Bunga Siagian agak lama menjawab soal apa yang menurutnya modal utama buat seorang sukses menjalani perkuliahan di luar negeri. Sampai akhirnya dia menyimpulkan satu kata: persevere, alias ketekunan.

Di Ngobrol Santai FOKAL Channel, alumnus Magister Victimology and Criminal Justice dari Tilburg Law School, Belanda ini buka-bukaan soal niat, rencana hingga suka-dukanya kuliah di Eropa. Banyak hal yang tidak diduga ternyata bisa terjadi.

“Ujiannya sih bukan sekedar soal perkuliahan. Ya, memang banyak tuntutan yang perlu disesuaikan soal itu, beda sama perkuliahan disini. Tapi yang lebih terasa saat kita dituntut bertahan sendiri menghadapi segala permasalahan,” ungkap Bunga.

Perempuan yang menamatkan sarjana di Fakultas Hukum Universitas Padjadjaran ini, mengenang sejumlah momen keterlambatan kereta api di Tilburg.

“Biasanya disruption seperti itu terjadi di musim dingin. Dari sekian banyak kasus kebanyakan karena ada orang yang bunuh diri di rel kereta. Aku sempat shock saat tahu hal itu sudah lumrah, bahkan pada kaum muda dan mahasiswa,” paparnya.

Apa yang disampaikan Bunga mungkin agak kontras dengan citra yang selama ini digambarkan oleh rekan-rekan yang kuliah di luar negeri. Yang biasanya memposting kampus bagus, pemandangan kota yang indah, atau kehebatan fasilitas.
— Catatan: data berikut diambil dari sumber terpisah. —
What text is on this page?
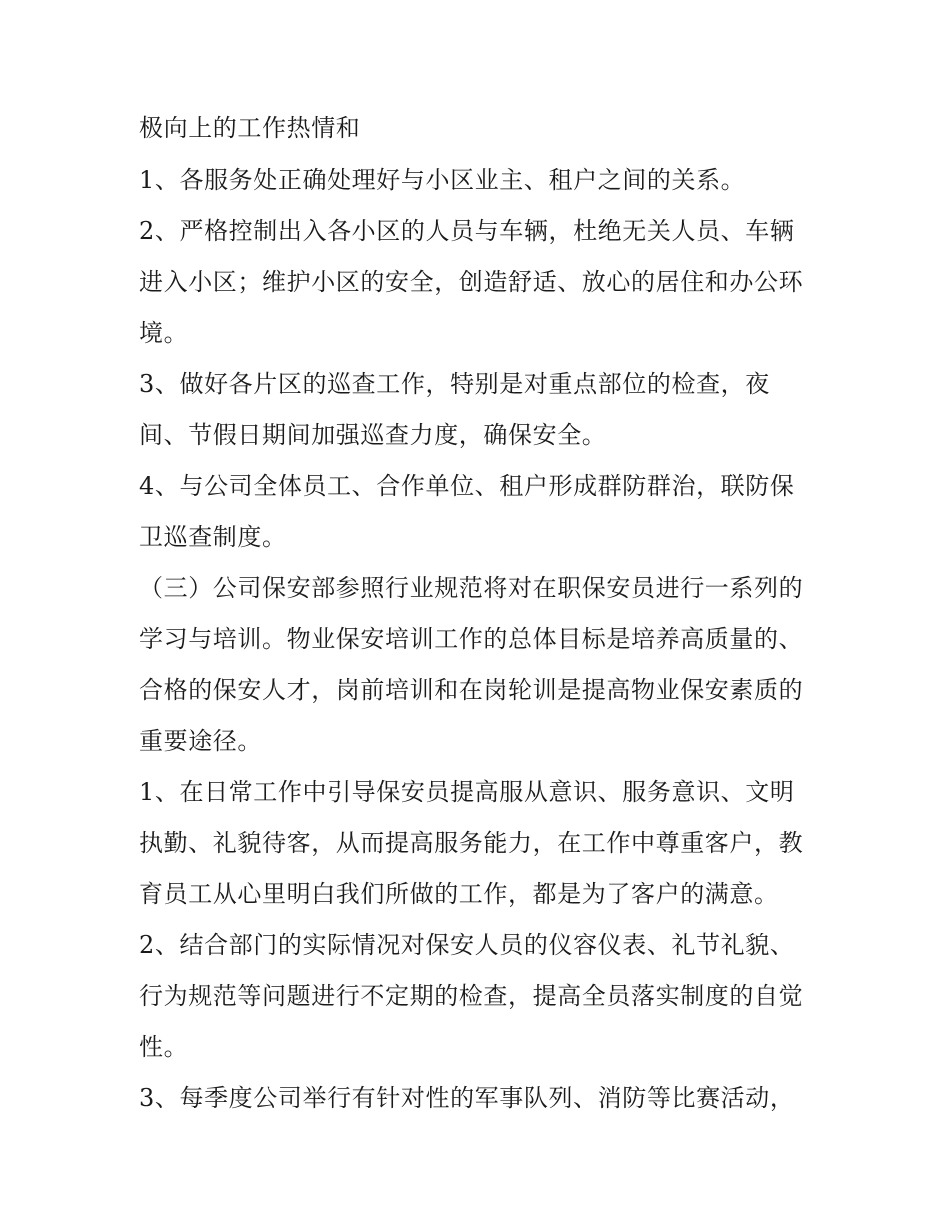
极向上的工作热情和
1、各服务处正确处理好与小区业主、租户之间的关系。
2、严格控制出入各小区的人员与车辆，杜绝无关人员、车辆
进入小区；维护小区的安全，创造舒适、放心的居住和办公环
境。
3、做好各片区的巡查工作，特别是对重点部位的检查，夜
间、节假日期间加强巡查力度，确保安全。
4、与公司全体员工、合作单位、租户形成群防群治，联防保
卫巡查制度。
（三）公司保安部参照行业规范将对在职保安员进行一系列的
学习与培训。物业保安培训工作的总体目标是培养高质量的、
合格的保安人才，岗前培训和在岗轮训是提高物业保安素质的
重要途径。
1、在日常工作中引导保安员提高服从意识、服务意识、文明
执勤、礼貌待客，从而提高服务能力，在工作中尊重客户，教
育员工从心里明白我们所做的工作，都是为了客户的满意。
2、结合部门的实际情况对保安人员的仪容仪表、礼节礼貌、
行为规范等问题进行不定期的检查，提高全员落实制度的自觉
性。
3、每季度公司举行有针对性的军事队列、消防等比赛活动，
“Itu mungkin cuma sepuluh persennya. Kan nggak mungkin juga kita share yang jelek dan stressnya.” Bunga mengaku pernah beberapa kali kejadian terkait studi yang membuatnya nyaris depresi. “Jadi ketekunan itu memang butuh skill tersendiri ya. Sangat dibutuhkan,” simpulnya.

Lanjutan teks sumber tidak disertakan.